SPACE SYMPOSIUM: The Defense Advanced Research Projects Agency (DARPA) is giving $400,000 to each of three companies chosen to compete in the “DARPA Launch Challenge” to demonstrate rapid and responsive launch of small payloads. Tucson-based Vector Launch, Virgin Orbit, and a “stealth” startup will now have the opportunity to compete for prizes up to $10 million for successfully proving they can successfully launch twice in a row within a short timeframe from being provided mission parameters, DARPA told reporters here April 10.

Progress on the competition should be welcome news to Will Roper, Air Force Acquisition Chief, who is excited about the advent of small launch competition. In an interview here today with my colleague Colin Clark, he said:  “We’ve got to grow the industry base. We’d be foolish not to.” The Air Force has its own small launch program underway as well, with New Zealand firm Rocket Lab announcing on April 5 a planned launch this month of three small experimental payloads under the Rapid Agile Launch Initiative (RALI) program.

Vector’s Vector-R small launch vehicle

Whereas Vector plans to use a traditional vertical launch rocket, Virgin Orbit is using a horizontal launch system that launches a rocket from an airplane. Vector is developing the Vector-R for payloads below 60 kilograms and the Vector-H for carrying payloads weighing 315 kilograms up to 250 kilometers.

The DARPA Launch Challenge, initiated in April 2018, is designed to “fundamentally shift military space capabilities to enable on-demand, flexible, and responsive launch of small payloads” to Low Earth Orbit (LEO), according to an agency press release. The first phase award, announced on April 10, was given to the companies that met the challenge’s qualification requirements, including successfully garnering a Federal Aviation Authority (FAA) launch license.
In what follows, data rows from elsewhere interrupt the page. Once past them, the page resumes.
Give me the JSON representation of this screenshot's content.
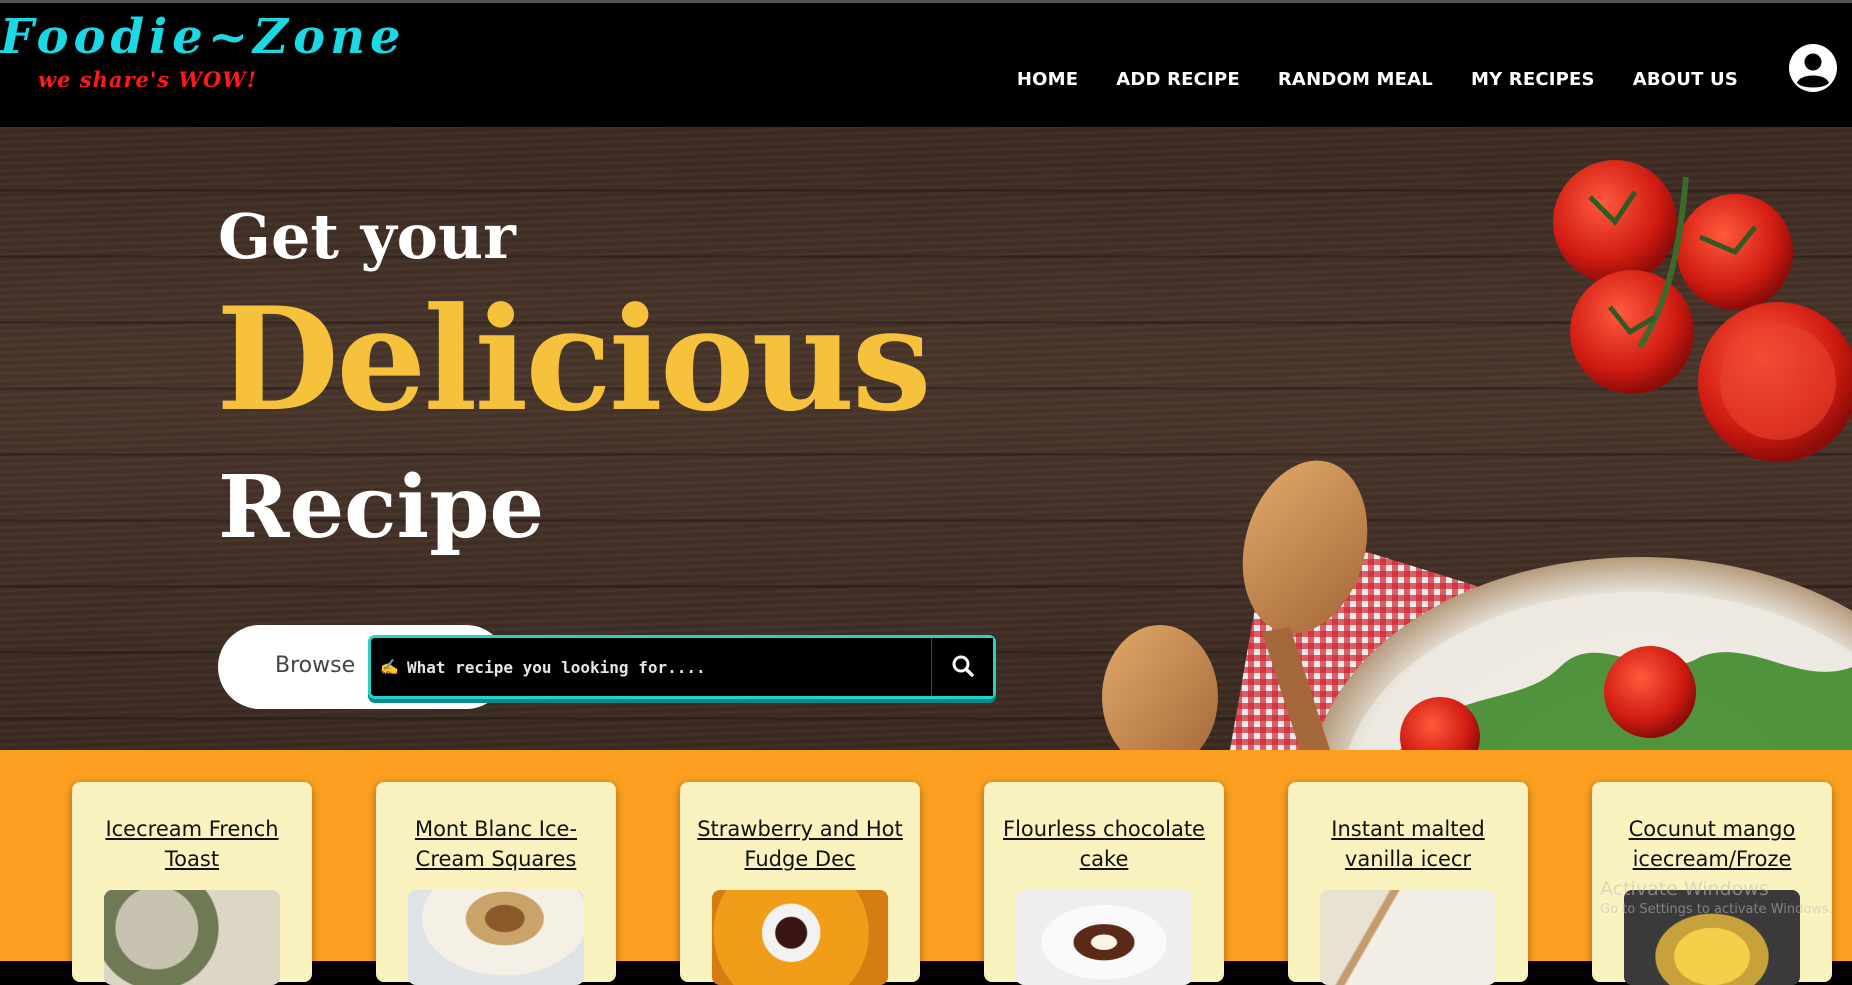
{
  "header": {
    "logo_title": "Foodie~Zone",
    "logo_tagline": "we share's WOW!",
    "nav": [
      "HOME",
      "ADD RECIPE",
      "RANDOM MEAL",
      "MY RECIPES",
      "ABOUT US"
    ],
    "user_icon": "user-circle-icon"
  },
  "hero": {
    "line1": "Get your",
    "line2": "Delicious",
    "line3": "Recipe",
    "browse_label": "Browse",
    "search_emoji": "✍",
    "search_placeholder": "What recipe you looking for....",
    "search_icon": "search-icon"
  },
  "cards": [
    {
      "title": "Icecream French Toast"
    },
    {
      "title": "Mont Blanc Ice-Cream Squares"
    },
    {
      "title": "Strawberry and Hot Fudge Dec"
    },
    {
      "title": "Flourless chocolate cake"
    },
    {
      "title": "Instant malted vanilla icecr"
    },
    {
      "title": "Cocunut mango icecream/Froze"
    }
  ],
  "watermark": {
    "line1": "Activate Windows",
    "line2": "Go to Settings to activate Windows."
  },
  "colors": {
    "logo_cyan": "#1ad8e4",
    "tagline_red": "#ff1a1a",
    "accent_yellow": "#f7c23b",
    "strip_orange": "#fc9e20",
    "card_cream": "#faf3c0",
    "search_border": "#22d3c8"
  }
}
As a next step, DARPA in January or February 2020 will challenge the competitors to launch a payload to LEO within two weeks  from one of eight predetermined sites, after receiving notice of the launch site only a few weeks prior and exact details on the payload and intended orbit just days before.

Todd Master, DARPA’s program manager for the competition, said that each successful team will win $2 million. They then will be required to do it again within two weeks, at a different site and with a different payload, to win the top prize of $10 million. The second-place team will get $9 million and the third $8 million ” ranked by factors including mass, time to orbit, and orbit accuracy,” according to DARPA.